A Southern California native, Soltis was familiar with USC’s reputation for academic excellence and its active and tight-knit Trojan Network. A visit to campus confirmed her choice.
“What really sealed the deal was I immediately found the environment on campus and in the business school to be very cooperative,” she said. “The idea is that we all succeed together as a team, so that was a collaborative, team-driven and mission-oriented environment that was familiar to me from the military.”
Soltis said she has been most impressed by the opportunities Marshall provides for learning beyond the classroom. “I had a lot of experience overseas in the Air Force, but the opportunity to go to the Pacific Rim and interact with top-notch business leaders was phenomenal,” she said.
Her summer internship with Pacific Investment Management Company not only helped her choose a career path, it also ended with an offer for a full-time job when she graduates.
“I think this is true of a lot of veterans, when we get out, we want to find meaningful, lifelong work that is going to be of a positive value to society,” Soltis said. “I think that stewarding people’s retirement assets, especially having watched what happened to a lot of people in the aftermath of the financial crisis, would be a good way to contribute.”
Soltis, who serves as president of the Marshall Military Veterans Association, said the business school and the university are clearly devoted to assisting veterans in the transition from their military lives to leadership roles in the civilian business world.
“USC has a definite commitment to being supportive of veterans,” she said. “We feel so welcome, and we appreciate that so much. Words are probably inadequate to express how much the veterans group feels grateful for everything USC has done to support us.”
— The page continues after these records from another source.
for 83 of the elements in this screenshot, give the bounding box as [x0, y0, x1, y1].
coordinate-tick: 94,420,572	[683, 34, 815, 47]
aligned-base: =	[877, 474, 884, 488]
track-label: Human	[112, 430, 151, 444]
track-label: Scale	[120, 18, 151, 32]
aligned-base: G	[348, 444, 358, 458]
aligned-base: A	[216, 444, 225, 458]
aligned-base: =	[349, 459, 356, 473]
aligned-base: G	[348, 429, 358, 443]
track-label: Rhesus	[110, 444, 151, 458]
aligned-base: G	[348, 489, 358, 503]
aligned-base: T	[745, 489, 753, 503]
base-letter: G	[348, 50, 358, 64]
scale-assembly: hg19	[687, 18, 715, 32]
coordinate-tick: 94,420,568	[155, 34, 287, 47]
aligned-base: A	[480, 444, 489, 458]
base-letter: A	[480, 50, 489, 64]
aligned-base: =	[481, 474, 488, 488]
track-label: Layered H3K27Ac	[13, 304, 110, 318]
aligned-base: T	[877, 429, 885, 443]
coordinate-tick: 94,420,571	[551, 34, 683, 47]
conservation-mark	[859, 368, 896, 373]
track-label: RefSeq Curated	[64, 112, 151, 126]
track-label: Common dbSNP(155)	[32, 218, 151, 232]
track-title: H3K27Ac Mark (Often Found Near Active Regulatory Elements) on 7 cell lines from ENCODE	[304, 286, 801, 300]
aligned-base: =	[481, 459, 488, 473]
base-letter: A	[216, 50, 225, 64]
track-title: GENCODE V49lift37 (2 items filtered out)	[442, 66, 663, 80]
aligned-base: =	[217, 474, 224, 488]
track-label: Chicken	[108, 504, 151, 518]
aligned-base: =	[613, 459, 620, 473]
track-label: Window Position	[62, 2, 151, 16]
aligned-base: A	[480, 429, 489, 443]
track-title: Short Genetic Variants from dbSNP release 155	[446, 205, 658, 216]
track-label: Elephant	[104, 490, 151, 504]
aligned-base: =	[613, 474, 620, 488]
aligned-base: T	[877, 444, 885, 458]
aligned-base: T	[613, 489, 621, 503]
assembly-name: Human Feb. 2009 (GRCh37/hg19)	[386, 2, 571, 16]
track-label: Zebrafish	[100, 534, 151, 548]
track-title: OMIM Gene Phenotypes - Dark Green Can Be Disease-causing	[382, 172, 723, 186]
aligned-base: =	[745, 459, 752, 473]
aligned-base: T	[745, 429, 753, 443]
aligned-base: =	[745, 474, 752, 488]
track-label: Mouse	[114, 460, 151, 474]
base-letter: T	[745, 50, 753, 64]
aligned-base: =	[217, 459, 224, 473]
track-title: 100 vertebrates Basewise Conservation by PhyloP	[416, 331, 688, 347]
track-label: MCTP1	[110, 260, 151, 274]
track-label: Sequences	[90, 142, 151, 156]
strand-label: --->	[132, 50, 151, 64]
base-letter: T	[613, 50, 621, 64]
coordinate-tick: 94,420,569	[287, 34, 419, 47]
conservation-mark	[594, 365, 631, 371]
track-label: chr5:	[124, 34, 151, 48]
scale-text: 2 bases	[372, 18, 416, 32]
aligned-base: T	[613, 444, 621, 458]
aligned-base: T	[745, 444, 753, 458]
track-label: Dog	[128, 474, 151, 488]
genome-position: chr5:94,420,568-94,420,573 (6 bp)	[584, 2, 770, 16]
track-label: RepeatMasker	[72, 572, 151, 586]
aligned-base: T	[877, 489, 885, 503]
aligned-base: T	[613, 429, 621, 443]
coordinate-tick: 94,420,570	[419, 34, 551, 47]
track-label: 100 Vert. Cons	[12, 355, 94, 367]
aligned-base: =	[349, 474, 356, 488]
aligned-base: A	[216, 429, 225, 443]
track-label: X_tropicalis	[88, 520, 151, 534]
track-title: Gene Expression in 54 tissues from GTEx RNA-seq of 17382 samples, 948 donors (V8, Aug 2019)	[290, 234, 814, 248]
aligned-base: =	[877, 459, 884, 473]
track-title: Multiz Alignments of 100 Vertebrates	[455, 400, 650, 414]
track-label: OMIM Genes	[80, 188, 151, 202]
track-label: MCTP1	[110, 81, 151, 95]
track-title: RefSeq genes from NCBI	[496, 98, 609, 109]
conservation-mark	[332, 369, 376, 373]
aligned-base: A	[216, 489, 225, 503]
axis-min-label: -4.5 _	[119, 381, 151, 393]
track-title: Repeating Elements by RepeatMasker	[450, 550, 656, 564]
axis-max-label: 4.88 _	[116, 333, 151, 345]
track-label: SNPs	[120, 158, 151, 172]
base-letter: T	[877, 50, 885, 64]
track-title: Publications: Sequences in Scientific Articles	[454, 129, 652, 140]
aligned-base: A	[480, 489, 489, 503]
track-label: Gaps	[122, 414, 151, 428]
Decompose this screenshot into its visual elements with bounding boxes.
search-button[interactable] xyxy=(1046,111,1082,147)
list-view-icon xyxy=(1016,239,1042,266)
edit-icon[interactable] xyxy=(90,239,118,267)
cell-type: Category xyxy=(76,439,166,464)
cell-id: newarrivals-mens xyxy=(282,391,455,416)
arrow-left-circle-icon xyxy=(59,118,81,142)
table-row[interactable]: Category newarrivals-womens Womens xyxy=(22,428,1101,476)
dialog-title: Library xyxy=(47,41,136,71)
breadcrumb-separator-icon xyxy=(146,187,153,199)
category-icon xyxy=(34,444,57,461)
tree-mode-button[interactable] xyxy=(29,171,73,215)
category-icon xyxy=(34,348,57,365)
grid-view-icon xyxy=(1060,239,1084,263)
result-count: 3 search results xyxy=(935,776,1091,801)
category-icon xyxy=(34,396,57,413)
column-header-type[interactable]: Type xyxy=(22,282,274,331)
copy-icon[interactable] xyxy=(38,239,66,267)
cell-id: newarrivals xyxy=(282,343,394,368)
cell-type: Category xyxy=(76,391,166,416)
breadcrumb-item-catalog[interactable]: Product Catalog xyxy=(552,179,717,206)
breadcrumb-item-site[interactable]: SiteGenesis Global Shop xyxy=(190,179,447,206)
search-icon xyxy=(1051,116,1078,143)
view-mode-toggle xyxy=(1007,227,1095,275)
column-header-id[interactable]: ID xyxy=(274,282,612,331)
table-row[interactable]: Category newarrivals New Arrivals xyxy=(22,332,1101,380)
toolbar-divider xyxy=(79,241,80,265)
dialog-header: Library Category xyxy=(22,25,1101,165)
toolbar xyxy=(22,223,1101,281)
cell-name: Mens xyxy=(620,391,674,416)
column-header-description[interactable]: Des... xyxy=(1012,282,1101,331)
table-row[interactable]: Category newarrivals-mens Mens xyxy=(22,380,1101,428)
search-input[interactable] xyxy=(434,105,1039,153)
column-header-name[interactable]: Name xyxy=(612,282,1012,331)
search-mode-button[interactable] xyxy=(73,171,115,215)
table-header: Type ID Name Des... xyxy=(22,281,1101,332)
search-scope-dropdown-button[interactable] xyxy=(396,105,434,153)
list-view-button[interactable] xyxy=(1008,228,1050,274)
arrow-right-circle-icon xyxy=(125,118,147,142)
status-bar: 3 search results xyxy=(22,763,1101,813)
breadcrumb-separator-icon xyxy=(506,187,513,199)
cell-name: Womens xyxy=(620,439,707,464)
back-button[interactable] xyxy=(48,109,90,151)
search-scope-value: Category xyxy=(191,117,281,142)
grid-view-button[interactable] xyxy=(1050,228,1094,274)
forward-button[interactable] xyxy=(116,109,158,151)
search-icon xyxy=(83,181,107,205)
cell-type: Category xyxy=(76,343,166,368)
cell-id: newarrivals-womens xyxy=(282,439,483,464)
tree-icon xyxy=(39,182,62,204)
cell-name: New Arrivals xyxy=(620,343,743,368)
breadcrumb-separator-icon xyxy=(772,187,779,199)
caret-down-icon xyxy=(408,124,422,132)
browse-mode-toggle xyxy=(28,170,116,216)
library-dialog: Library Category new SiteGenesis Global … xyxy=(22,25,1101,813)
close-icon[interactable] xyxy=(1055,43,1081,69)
As leading chief petty officer in the U.S. Navy Seabees, Juan Aragon provides management, technical and logistics support for a $230 million inventory of power plants, substations and steam plants used to support worldwide Department of Defense utility shortfalls. After a 17-year career in the Navy, Aragon wanted to diversify and gain experience in business administration. He enrolled in USC Marshall’s Master of Business for Veterans program.
“I opted for the MBV degree because it provides an executive level education, where all students have a strong military background and leadership exposure,” Aragon said. “All students have something to bring to the table, and we are all learning from each other.”
Though he was also accepted in an MBA program at another top university, Aragon found many reasons to choose the MBV, including the thematic curriculum and an emphasis on group projects and developing communication skills.
“I also want to be part of the Trojan Network and build everlasting relationships with classmates, staff and faculty,” Aragon said.
Aragon intends to apply what he learns in the MBV program to his current work with the Navy. In the future, he hopes to establish his own electrical service and maintenance business and to grow La Esperanza Soccer Club, a non-profit youth soccer club he started three years ago, by aligning it with a professional soccer team in the United States or Mexico.
About the USC Marshall School of Business
Consistently ranked among the nation's premier schools, USC Marshall is internationally recognized for its emphasis on entrepreneurship and innovation, social responsibility and path-breaking research. Located in the heart of Los Angeles, one of the world's leading business centers and the U.S. gateway to the Pacific Rim, Marshall offers its 5,700-plus undergraduate and graduate students a unique world view and impressive global experiential opportunities. With an alumni community spanning 123 countries, USC Marshall students join a worldwide community of thought leaders who are redefining the way business works.